Let's discuss the way men shoot women in movies — the way they objectify them or the way the camera lingers over them. When you're making your movies, is there something intentional about how you want women to be shot that is not the way they're typically shot?
Foner: I have in my movie a first sexual experience. And I from the beginning I wanted to do this — because it's iconic for everybody, male and female — from the point of view of the women to whom it was happening. I wanted to do it so we were inside her head when it was happening. And I showed it to the producers. And they were deeply offended by it. They said that it looked aggressive. And there was a struggle about how much of it is still in the movie. There is not as much of it in, because I didn't have the control to keep it all in.
Fidell: I made a short film that had an extended rape scene in it and shot it very close up on her face during it. And I think that was the longest take of the whole film.
What about you, Liz?
Garcia: Because I was depicting an underage kid, I was very conscious of how I shot the actor, Dave Lambert, who plays Kristen Bell's underage love interest. And he took off all of his clothes, and he's totally gorgeous. And so there was ample opportunity to kind of pick him apart. And I was like, "This isn't me. This isn't the film." And I had to take it out.
Dabis: I [cast] myself in the movie, [and] I notice that there's a lot of comments on the way I look on camera. And I just have to pose the question: If I were a male director writing, directing and acting in my own film — would people be commenting so much on the way I look on-screen?
Dabis: And I have to say, it has really, really bothered me. Because I end up feeling objectified.
Foner: Many years ago, my ex-husband [director Stephen Gyllenhaal] made a movie ["A Dangerous Woman"] in which Barbara Hershey appeared and had to pick a body double. At the time, she was getting close to 50. She picked a 23-year-old body double. And I was a producer of the movie. I had a conniption fit. I said, "This cannot happen. Women in America cannot believe that when an almost-50-year-old woman takes off her clothes, she looks like that." And it ended up that we used that body double.
Hannah, we didn't get to talk about how you shot "A Teacher."

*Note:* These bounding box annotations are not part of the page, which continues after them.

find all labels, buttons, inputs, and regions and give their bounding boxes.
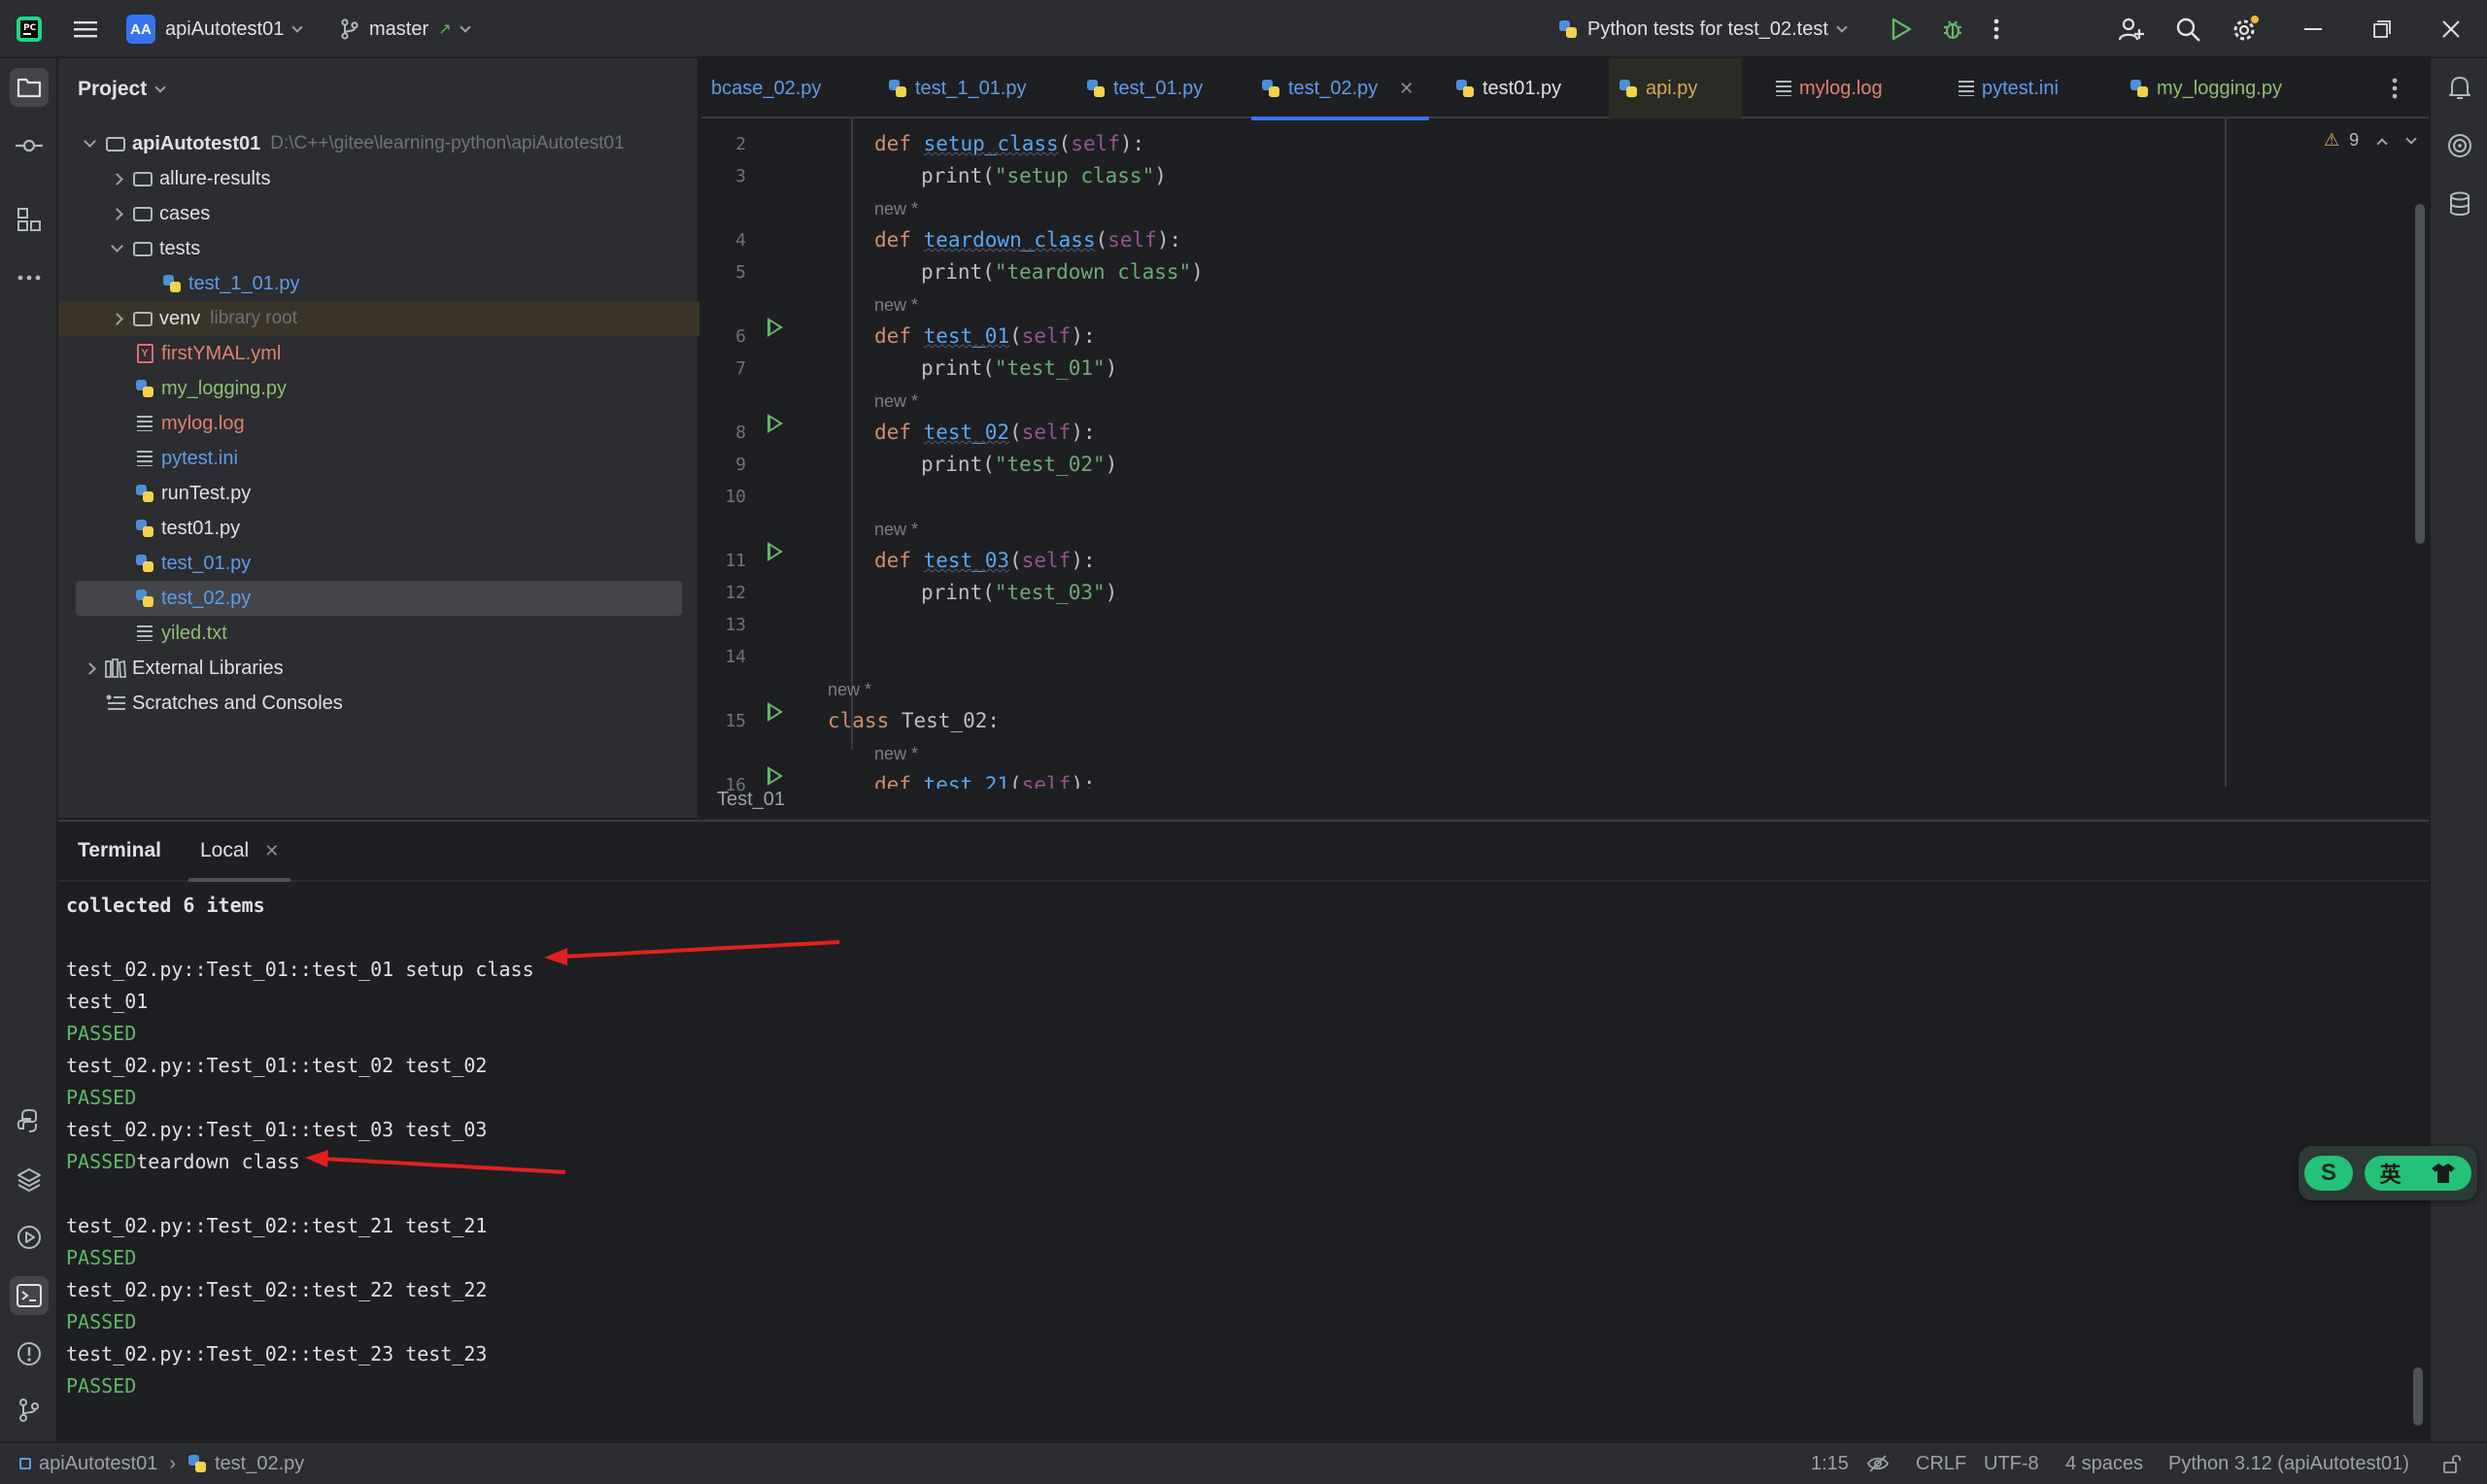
indent-setting[interactable]: 4 spaces xyxy=(2065,1443,2143,1484)
shirt-skin-icon[interactable] xyxy=(2431,1163,2456,1184)
no-inspections-eye-icon[interactable] xyxy=(1867,1443,1889,1484)
line-separator[interactable]: CRLF xyxy=(1916,1443,1966,1484)
ime-floating-widget[interactable]: S 英 xyxy=(2299,1146,2477,1200)
status-project: apiAutotest01 xyxy=(39,1452,158,1474)
module-icon xyxy=(19,1458,31,1469)
ime-language-toggle[interactable]: 英 xyxy=(2379,1158,2401,1189)
caret-position[interactable]: 1:15 xyxy=(1811,1443,1849,1484)
annotation-arrow xyxy=(544,940,840,965)
annotation-arrow xyxy=(305,1150,566,1174)
status-file: test_02.py xyxy=(215,1452,305,1474)
python-interpreter[interactable]: Python 3.12 (apiAutotest01) xyxy=(2168,1443,2409,1484)
chevron-right-icon: › xyxy=(169,1452,176,1474)
annotation-arrows xyxy=(305,940,840,1174)
ime-logo: S xyxy=(2304,1156,2353,1191)
file-encoding[interactable]: UTF-8 xyxy=(1984,1443,2039,1484)
file-lock-icon[interactable] xyxy=(2442,1443,2462,1484)
status-bar: apiAutotest01 › test_02.py 1:15 CRLF UTF… xyxy=(0,1441,2487,1484)
status-breadcrumb[interactable]: apiAutotest01 › test_02.py xyxy=(19,1443,304,1484)
python-file-icon xyxy=(187,1454,207,1473)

Fidell: I wanted to flip that male gaze around and I very intentionally did that, by objectifying the young boy. For a lot of the young women that I was working with, we just grew up on the male gaze so it was so hard for us to disassociate ourselves from that. Men have a very hard time relating to my film, in the way that I had intended. But they still get something out of it because it speaks to their hot-for-teacher fantasy. They can get whatever they want out of it.
What makes you feel good about being a woman making movies in Hollywood right now?
Garcia: I feel very hopeful about women in the industry, because of Lena Dunham [in "Girls"]. She is an auteur. She is young. She does not fit in the Hollywood obsession with beauty. She's inspiring me, and I'm 10 years older. And she's therefore inspiring girls who are younger.
Cowperthwaite: I think it's just the conversations I've had since arriving here — the ones with women — are beyond my expectations, in terms of support. "Oh, my God, I can't wait to see your movie!" So supportive and collaborative.
Fidell: I just feel like the world is our oyster. I grew up knowing that my mother is a journalist and was one of the first bureau chiefs I think ever at the New York Times. Hearing these stories of how hard it was for her, and yet knowing how easy it is for me right now is just remarkable.
Foner: For me the hopefulness is to hear that you guys expect to have what you have. You don't for a minute think that there's any reason you shouldn't. So I feel like if my generation has done something, it's where you begin.